With the above graph we can say few drivers with bigger vehicle also drive aggressively

Q12. What is the difference between the distance of vehicle and preceeding vehicle across different segments of Drivers

In [55]:
plot_data = []
# for i in np.sort(data.DrivingStyle.unique()):

trace1 = go.Box(y = data.speed_difference[data.DrivingStyle==1],
                        marker = dict(color=c[np.random.random_integers(N)],outliercolor = 'rgb(9,56,125)'),
                        name = "Aggrressive")
trace2 = go.Box(y = data.speed_difference[data.DrivingStyle==2],
                        marker = dict(color=c[np.random.random_integers(N)],outliercolor = 'rgb(9,56,125)'),
                        name = "Normal")
trace3 = go.Box(y = data.speed_difference[data.DrivingStyle==3],
                        marker = dict(color=c[np.random.random_integers(N)],outliercolor = 'rgb(9,56,125)'),
                        name = "Vague")
plot_data = [trace1,trace2,trace3]
layout = go.Layout(
autosize=True, # auto size the graph? use False if you are specifying the height and width
# width=1000, # height of the figure in pixels
# height=600, # height of the figure in pixels
title = "Boxplot of {} column based on {} ".format('Speed Difference','Driving Style'), # title of the figure
# more granular control on the title font 
    titlefont=dict( 
        family='Courier New, monospace', # font family
        size=14, # size of the font
        color='black' # color of the font
    ),
#     granular control on the axes objects 
    xaxis=dict( 
        title='Driving Style',
    tickfont=dict(
        family='Courier New, monospace', # font family
        size=14, # size of ticks displayed on the x axis
        color='black'  # color of the font
    )
),
yaxis=dict(
    title='Speed difference',
    titlefont=dict(
        size=14,
        color='black'
    ),
    tickfont=dict(
        family='Courier New, monospace', # font family
        size=14, # size of ticks displayed on the y axis
        color='black' # color of the font
    )
),
)
fig = go.Figure(data=plot_data, layout=layout)
iplot(fig)   

The distance between the preceeding vehicle and the vehicle is normally distributed as the speed of the vehicle and its precedding vehicle is also normally distributed

Q13. What is the different Driving Style and distance gap between preceeding vehicle and the vehicle

In [63]:
plot_data = []
temp = data.groupby(['DrivingStyle','binned_distance']).size().to_frame()
temp = temp.reset_index()
temp.columns = ['DrivingStyle','binned_distance','Count']
# temp
temp['binned_distance'].value_counts()
for i in np.sort(temp['binned_distance'].unique()):
    trace = go.Bar(x = temp.DrivingStyle[temp.binned_distance==i],
                   y = temp.Count[temp.binned_distance==i],
                    text = temp.Count[temp.binned_distance==i],
                    textposition = 'auto',
                   marker = dict(color=c[np.random.random_integers(N)]),
                   name = str(i))
    plot_data.append(trace)
layout = go.Layout(title = 'Driving Style vs binned_distance',
                  yaxis = dict(title='Count'),
                  xaxis = dict(title='Driving Style'),
                  barmode='stack')
fig = go.Figure(data=plot_data, layout=layout)
iplot(fig)

The distance between the vehicle and its preceeding vehicle is not much. Here the driving rules at highways can be made more strict.

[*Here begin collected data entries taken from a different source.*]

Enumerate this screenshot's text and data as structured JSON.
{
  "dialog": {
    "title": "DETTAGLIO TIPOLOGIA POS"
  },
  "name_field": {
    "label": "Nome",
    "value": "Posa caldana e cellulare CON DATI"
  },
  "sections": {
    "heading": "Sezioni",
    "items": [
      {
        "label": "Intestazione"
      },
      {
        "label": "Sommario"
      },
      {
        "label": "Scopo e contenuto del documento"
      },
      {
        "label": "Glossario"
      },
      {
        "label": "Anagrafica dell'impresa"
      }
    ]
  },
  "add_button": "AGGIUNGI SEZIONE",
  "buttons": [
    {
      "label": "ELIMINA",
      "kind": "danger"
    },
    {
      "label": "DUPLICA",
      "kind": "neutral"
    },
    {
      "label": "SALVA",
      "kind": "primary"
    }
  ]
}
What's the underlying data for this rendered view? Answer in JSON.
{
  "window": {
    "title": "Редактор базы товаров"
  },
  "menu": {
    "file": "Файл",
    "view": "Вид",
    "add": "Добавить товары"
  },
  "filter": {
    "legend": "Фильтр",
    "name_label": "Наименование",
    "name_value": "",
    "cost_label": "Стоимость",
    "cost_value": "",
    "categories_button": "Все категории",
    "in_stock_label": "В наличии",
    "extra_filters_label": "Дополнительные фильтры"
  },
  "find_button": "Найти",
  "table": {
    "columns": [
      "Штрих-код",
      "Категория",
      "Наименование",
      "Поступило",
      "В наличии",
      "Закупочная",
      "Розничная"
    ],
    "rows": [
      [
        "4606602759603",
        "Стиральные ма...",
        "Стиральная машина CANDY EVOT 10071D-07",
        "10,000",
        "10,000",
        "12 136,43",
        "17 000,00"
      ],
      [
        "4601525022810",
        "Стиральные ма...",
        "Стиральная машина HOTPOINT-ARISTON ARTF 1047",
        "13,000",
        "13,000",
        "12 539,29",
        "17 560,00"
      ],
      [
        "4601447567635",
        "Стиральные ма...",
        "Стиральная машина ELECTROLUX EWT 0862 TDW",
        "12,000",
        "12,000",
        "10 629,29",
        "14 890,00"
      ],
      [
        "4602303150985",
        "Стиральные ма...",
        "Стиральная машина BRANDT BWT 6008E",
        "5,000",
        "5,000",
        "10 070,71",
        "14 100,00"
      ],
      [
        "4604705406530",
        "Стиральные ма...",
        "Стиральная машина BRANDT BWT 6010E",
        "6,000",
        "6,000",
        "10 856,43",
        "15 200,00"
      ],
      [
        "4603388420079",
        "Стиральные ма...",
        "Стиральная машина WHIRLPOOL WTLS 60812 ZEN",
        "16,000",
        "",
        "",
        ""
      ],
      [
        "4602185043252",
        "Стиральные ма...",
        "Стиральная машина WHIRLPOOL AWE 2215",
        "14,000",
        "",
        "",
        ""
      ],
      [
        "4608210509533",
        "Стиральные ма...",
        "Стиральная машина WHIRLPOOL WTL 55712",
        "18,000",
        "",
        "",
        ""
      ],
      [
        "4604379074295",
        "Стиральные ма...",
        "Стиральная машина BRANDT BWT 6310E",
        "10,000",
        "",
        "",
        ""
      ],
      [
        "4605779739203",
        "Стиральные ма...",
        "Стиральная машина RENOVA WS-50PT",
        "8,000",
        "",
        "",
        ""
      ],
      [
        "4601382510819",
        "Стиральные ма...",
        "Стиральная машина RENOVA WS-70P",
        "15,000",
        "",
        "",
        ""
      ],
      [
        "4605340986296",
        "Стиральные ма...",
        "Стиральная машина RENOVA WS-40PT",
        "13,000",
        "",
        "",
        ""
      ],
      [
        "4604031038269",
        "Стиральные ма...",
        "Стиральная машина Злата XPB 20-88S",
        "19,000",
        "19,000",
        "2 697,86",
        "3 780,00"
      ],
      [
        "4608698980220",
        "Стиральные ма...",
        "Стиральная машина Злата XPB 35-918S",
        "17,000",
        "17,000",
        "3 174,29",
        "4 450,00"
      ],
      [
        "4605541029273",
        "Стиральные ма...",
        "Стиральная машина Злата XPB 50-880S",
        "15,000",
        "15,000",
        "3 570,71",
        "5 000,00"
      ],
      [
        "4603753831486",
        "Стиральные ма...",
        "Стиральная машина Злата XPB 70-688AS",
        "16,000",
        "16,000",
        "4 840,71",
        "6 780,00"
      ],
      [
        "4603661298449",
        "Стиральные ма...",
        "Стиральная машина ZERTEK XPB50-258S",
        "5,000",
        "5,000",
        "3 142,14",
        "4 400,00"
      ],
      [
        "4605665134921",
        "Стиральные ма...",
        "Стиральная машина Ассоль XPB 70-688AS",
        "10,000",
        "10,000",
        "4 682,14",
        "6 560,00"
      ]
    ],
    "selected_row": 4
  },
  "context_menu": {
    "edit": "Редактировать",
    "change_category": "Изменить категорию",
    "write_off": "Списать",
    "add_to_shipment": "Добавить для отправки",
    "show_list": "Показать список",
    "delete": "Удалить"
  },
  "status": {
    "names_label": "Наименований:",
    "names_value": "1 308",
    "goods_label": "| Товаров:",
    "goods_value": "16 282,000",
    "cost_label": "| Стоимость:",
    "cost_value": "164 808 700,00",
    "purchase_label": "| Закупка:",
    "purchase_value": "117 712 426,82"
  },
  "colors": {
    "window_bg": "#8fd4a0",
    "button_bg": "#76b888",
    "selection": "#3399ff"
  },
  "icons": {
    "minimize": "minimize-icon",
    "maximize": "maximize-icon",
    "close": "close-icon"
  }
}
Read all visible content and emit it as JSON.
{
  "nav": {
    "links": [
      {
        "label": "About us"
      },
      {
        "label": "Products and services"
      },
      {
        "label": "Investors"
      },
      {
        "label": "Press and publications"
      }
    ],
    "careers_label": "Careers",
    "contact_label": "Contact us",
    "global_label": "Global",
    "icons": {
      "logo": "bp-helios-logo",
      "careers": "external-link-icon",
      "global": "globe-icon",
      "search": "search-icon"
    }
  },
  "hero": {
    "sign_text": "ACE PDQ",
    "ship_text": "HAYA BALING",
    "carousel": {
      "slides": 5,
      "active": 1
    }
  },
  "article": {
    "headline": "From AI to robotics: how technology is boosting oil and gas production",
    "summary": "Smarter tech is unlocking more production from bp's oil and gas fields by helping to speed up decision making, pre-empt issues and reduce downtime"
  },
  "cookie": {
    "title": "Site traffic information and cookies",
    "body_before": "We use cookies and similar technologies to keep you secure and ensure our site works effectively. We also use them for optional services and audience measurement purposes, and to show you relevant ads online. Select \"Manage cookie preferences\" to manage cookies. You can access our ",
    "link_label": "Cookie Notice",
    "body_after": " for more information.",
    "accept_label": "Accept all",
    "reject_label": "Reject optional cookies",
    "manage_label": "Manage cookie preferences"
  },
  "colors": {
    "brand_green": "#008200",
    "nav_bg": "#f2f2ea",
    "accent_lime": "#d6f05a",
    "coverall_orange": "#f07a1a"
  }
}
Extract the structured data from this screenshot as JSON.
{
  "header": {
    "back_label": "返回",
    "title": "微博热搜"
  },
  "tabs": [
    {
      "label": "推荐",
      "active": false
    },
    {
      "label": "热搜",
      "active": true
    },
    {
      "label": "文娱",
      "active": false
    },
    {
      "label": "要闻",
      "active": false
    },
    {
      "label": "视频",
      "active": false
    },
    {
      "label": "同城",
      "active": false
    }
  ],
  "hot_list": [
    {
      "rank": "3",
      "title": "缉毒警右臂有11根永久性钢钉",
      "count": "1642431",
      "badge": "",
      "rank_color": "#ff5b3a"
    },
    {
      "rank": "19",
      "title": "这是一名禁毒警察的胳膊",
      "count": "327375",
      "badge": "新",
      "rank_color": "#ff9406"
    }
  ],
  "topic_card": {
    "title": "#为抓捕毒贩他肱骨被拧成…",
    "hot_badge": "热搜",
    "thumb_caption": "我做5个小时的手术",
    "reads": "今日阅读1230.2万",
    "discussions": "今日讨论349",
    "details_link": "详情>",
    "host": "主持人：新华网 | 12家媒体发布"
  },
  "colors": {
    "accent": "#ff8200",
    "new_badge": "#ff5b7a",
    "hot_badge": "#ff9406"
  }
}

Q14. The distance gap distribution across the different axles of vehicles

In [61]:
data.number_of_axles
plot_data = []
temp = data.groupby(['number_of_axles','binned_distance']).size().to_frame()
temp = temp.reset_index()
temp.columns = ['number_of_axles','binned_distance','Count']
# temp
temp['binned_distance'].value_counts()
for i in np.sort(temp['binned_distance'].unique()):
    trace = go.Bar(x = temp.number_of_axles[temp.binned_distance==i],
                   y = temp.Count[temp.binned_distance==i],
                    text = temp.Count[temp.binned_distance==i],
                    textposition = 'auto',
                   marker = dict(color=c[np.random.random_integers(N)]),
                   name = str(i))
    plot_data.append(trace)
layout = go.Layout(title = 'Driving Style vs binned_distance',
                  yaxis = dict(title='Count'),
                  xaxis = dict(title='Driving Style'),
                  barmode='stack')
fig = go.Figure(data=plot_data, layout=layout)
iplot(fig)

Clearly the data of 2 vehicle is the most and we have the less dat for other vehicle data. In future we can collect more data with different axle of vehicle to do more in depth study

In [60]:
data.number_of_axles
plot_data = []
temp = data.groupby(['trip_month','DrivingStyle']).size().to_frame()
temp = temp.reset_index()
temp.columns = ['trip_month','DrivingStyle','Count']
# temp
temp['trip_month'].value_counts()
for i in np.sort(temp['DrivingStyle'].unique()):
    trace = go.Bar(x = temp.trip_month[temp.DrivingStyle==i],
                   y = temp.Count[temp.DrivingStyle==i],
                    text = temp.Count[temp.DrivingStyle==i],
                    textposition = 'auto',
                   marker = dict(color=c[np.random.random_integers(N)]),
                   name = str(i))
    plot_data.append(trace)
layout = go.Layout(title = 'Trip Month vs Driving Style',
                  yaxis = dict(title='Count'),
                  xaxis = dict(title='Trip Month'),
                  barmode='stack')
fig = go.Figure(data=plot_data, layout=layout)
iplot(fig)

In the graph the data points for the month 6, 7, 8, 9, 10 are missing as we are concerned with aggressivness in bad weather condition.